Puram Bam looked at two masks in front of him, as if choosing which one to put on his face.
“You’ve been sweating yourself to make a dream come true all your life,” he said.
“Rubbish!” said the man. “I’ve just told you–”
“Listen or leave.”
The man went silent.
“You’ve been sweating yourself to make a dream come true all your life,” Puram Bam repeated. “Not one dream. Many dreams. Just like all of us. Every part of the world you live in was someone’s dream once. The streets you walk, the books you read, the bread you buy, the laws you obey, the money you spend, even the words you speak — all of this had been born in someone’s mind before it was made real.
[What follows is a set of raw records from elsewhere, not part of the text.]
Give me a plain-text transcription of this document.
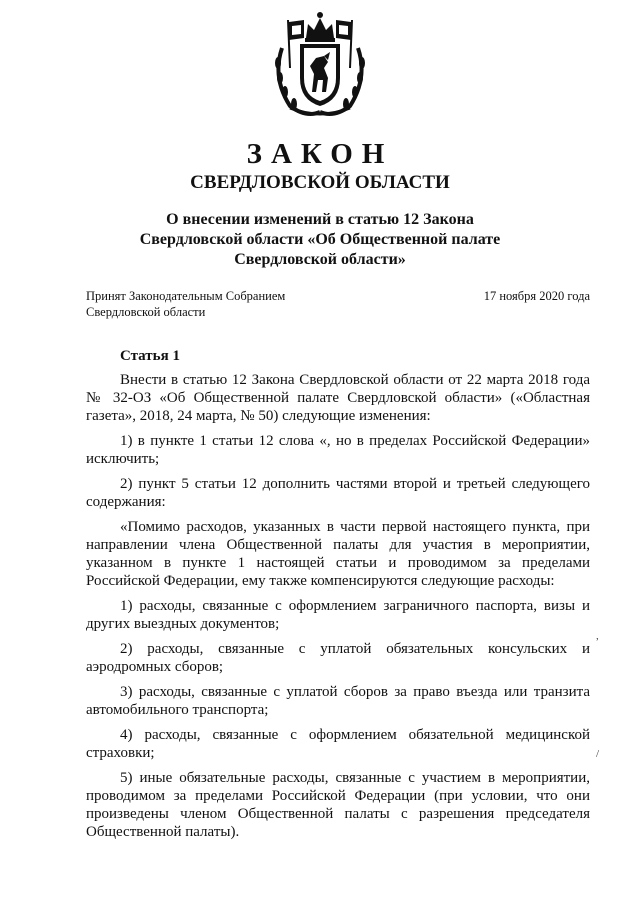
ЗАКОН
СВЕРДЛОВСКОЙ ОБЛАСТИ
О внесении изменений в статью 12 Закона
Свердловской области «Об Общественной палате
Свердловской области»
Принят Законодательным Собранием
Свердловской области
17 ноября 2020 года
Статья 1

Внести в статью 12 Закона Свердловской области от 22 марта 2018 года № 32-ОЗ «Об Общественной палате Свердловской области» («Областная газета», 2018, 24 марта, № 50) следующие изменения:

1) в пункте 1 статьи 12 слова «, но в пределах Российской Федерации» исключить;

2) пункт 5 статьи 12 дополнить частями второй и третьей следующего содержания:

«Помимо расходов, указанных в части первой настоящего пункта, при направлении члена Общественной палаты для участия в мероприятии, указанном в пункте 1 настоящей статьи и проводимом за пределами Российской Федерации, ему также компенсируются следующие расходы:

1) расходы, связанные с оформлением заграничного паспорта, визы и других выездных документов;

2) расходы, связанные с уплатой обязательных консульских и аэродромных сборов;

3) расходы, связанные с уплатой сборов за право въезда или транзита автомобильного транспорта;

4) расходы, связанные с оформлением обязательной медицинской страховки;

5) иные обязательные расходы, связанные с участием в мероприятии, проводимом за пределами Российской Федерации (при условии, что они произведены членом Общественной палаты с разрешения председателя Общественной палаты).

,
/
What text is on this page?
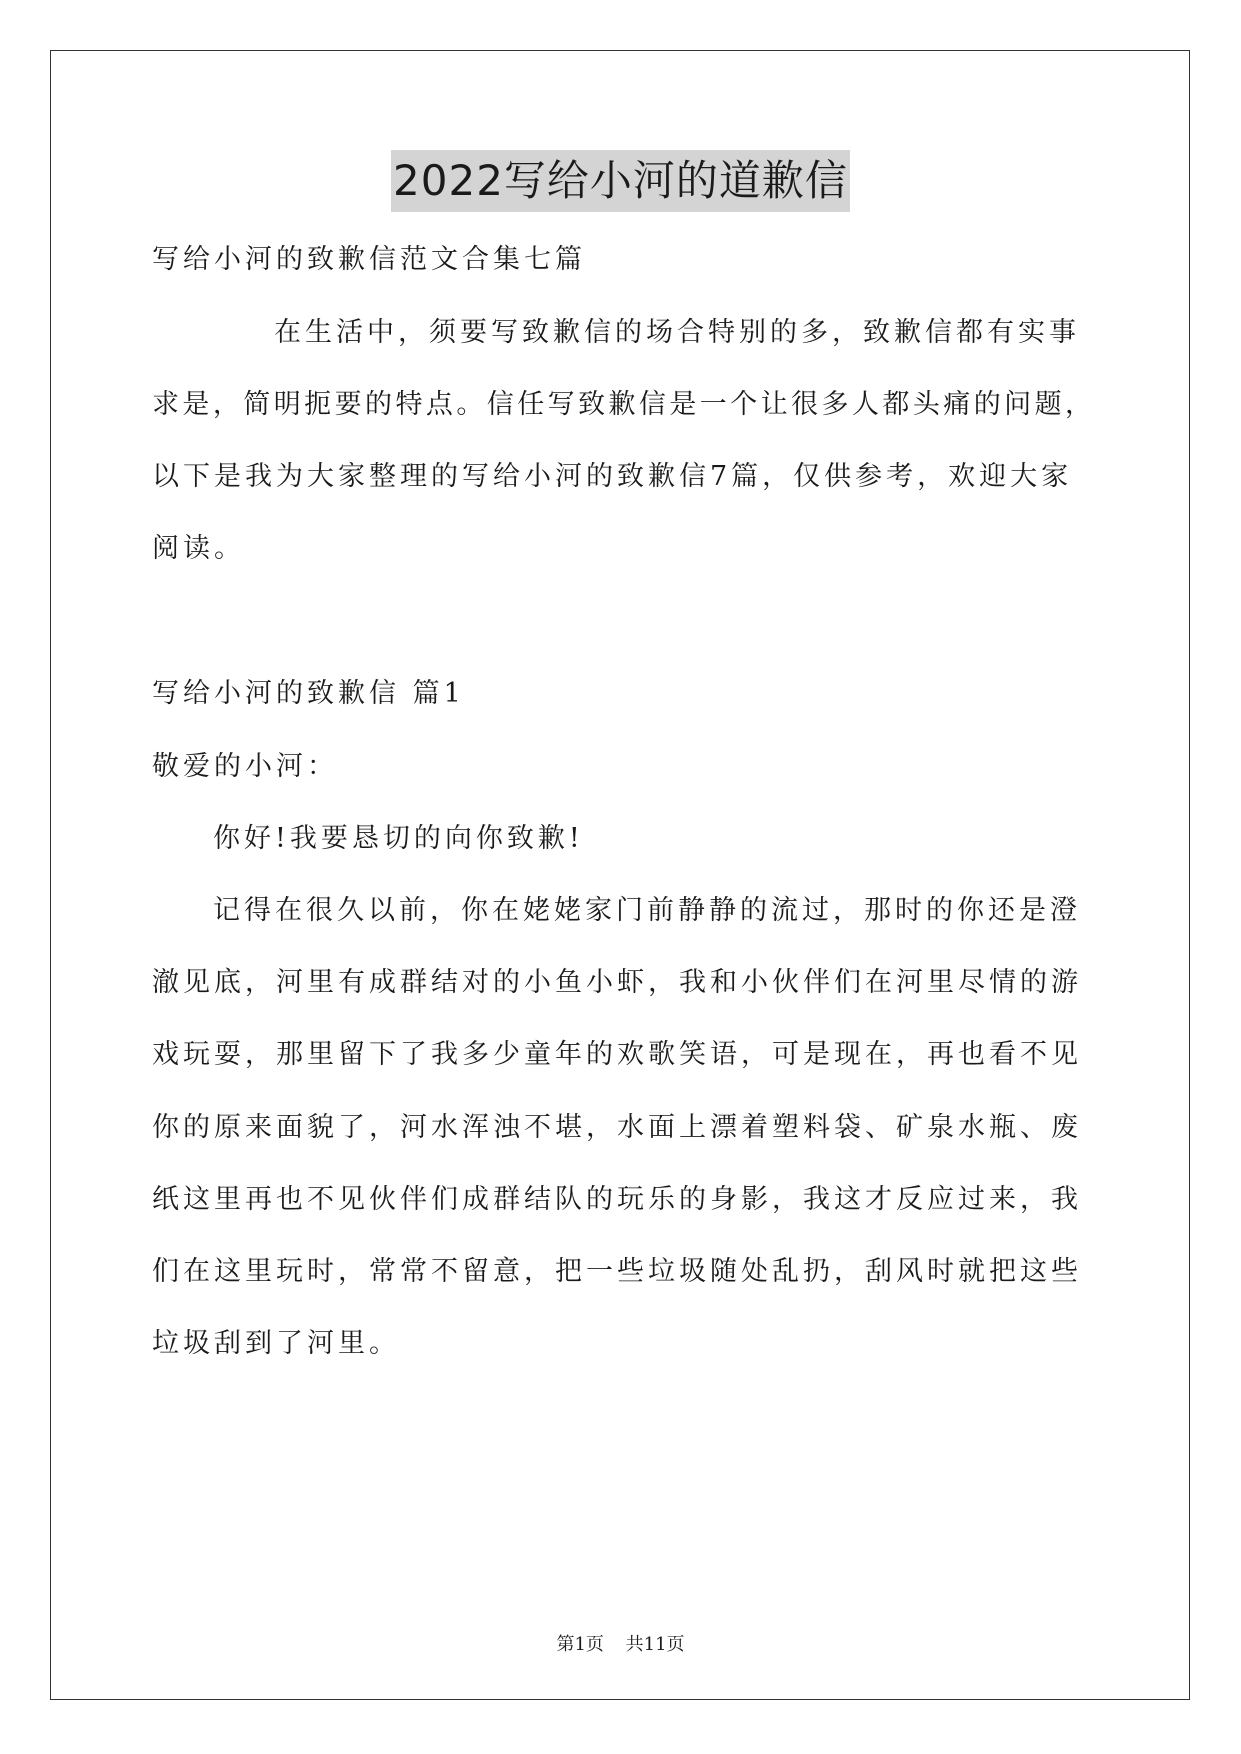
2022写给小河的道歉信
写给小河的致歉信范文合集七篇
在生活中，须要写致歉信的场合特别的多，致歉信都有实事
求是，简明扼要的特点。信任写致歉信是一个让很多人都头痛的问题，
以下是我为大家整理的写给小河的致歉信7篇，仅供参考，欢迎大家
阅读。
写给小河的致歉信 篇1
敬爱的小河：
你好!我要恳切的向你致歉!
记得在很久以前，你在姥姥家门前静静的流过，那时的你还是澄
澈见底，河里有成群结对的小鱼小虾，我和小伙伴们在河里尽情的游
戏玩耍，那里留下了我多少童年的欢歌笑语，可是现在，再也看不见
你的原来面貌了，河水浑浊不堪，水面上漂着塑料袋、矿泉水瓶、废
纸这里再也不见伙伴们成群结队的玩乐的身影，我这才反应过来，我
们在这里玩时，常常不留意，把一些垃圾随处乱扔，刮风时就把这些
垃圾刮到了河里。
第1页 共11页
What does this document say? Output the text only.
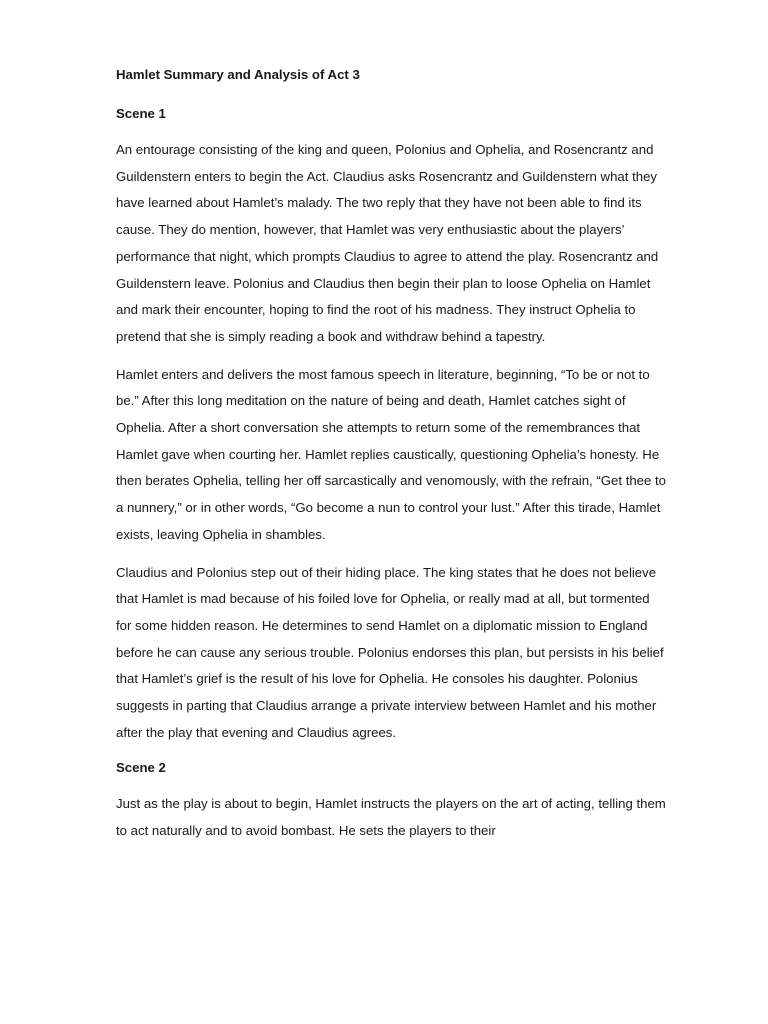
Hamlet Summary and Analysis of Act 3

Scene 1

An entourage consisting of the king and queen, Polonius and Ophelia, and Rosencrantz and Guildenstern enters to begin the Act. Claudius asks Rosencrantz and Guildenstern what they have learned about Hamlet’s malady. The two reply that they have not been able to find its cause. They do mention, however, that Hamlet was very enthusiastic about the players’ performance that night, which prompts Claudius to agree to attend the play. Rosencrantz and Guildenstern leave. Polonius and Claudius then begin their plan to loose Ophelia on Hamlet and mark their encounter, hoping to find the root of his madness. They instruct Ophelia to pretend that she is simply reading a book and withdraw behind a tapestry.

Hamlet enters and delivers the most famous speech in literature, beginning, “To be or not to be.” After this long meditation on the nature of being and death, Hamlet catches sight of Ophelia. After a short conversation she attempts to return some of the remembrances that Hamlet gave when courting her. Hamlet replies caustically, questioning Ophelia’s honesty. He then berates Ophelia, telling her off sarcastically and venomously, with the refrain, “Get thee to a nunnery,” or in other words, “Go become a nun to control your lust.” After this tirade, Hamlet exists, leaving Ophelia in shambles.

Claudius and Polonius step out of their hiding place. The king states that he does not believe that Hamlet is mad because of his foiled love for Ophelia, or really mad at all, but tormented for some hidden reason. He determines to send Hamlet on a diplomatic mission to England before he can cause any serious trouble. Polonius endorses this plan, but persists in his belief that Hamlet’s grief is the result of his love for Ophelia. He consoles his daughter. Polonius suggests in parting that Claudius arrange a private interview between Hamlet and his mother after the play that evening and Claudius agrees.

Scene 2

Just as the play is about to begin, Hamlet instructs the players on the art of acting, telling them to act naturally and to avoid bombast. He sets the players to their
The place where you work ten hours a day didn’t exist before someone’s mind created it. The world of people is nothing but dreams that came true. Some of these dreams are horrible, they are dreams of blood and pain, but they too, are someone’s dreams made real. So the answer to your question is simple. You spend your life making some dreams come true. You may as well choose your own dream.”
“But I don’t have a dream,” said the man. His voice was very quiet now.
“Everyone has a dream,” said Puram Bam. “Only most people forget it when they grow up.”
He stood up, walked to the fireplace and hung the masks on each side of it.
One mask was smiling. Another one was sad.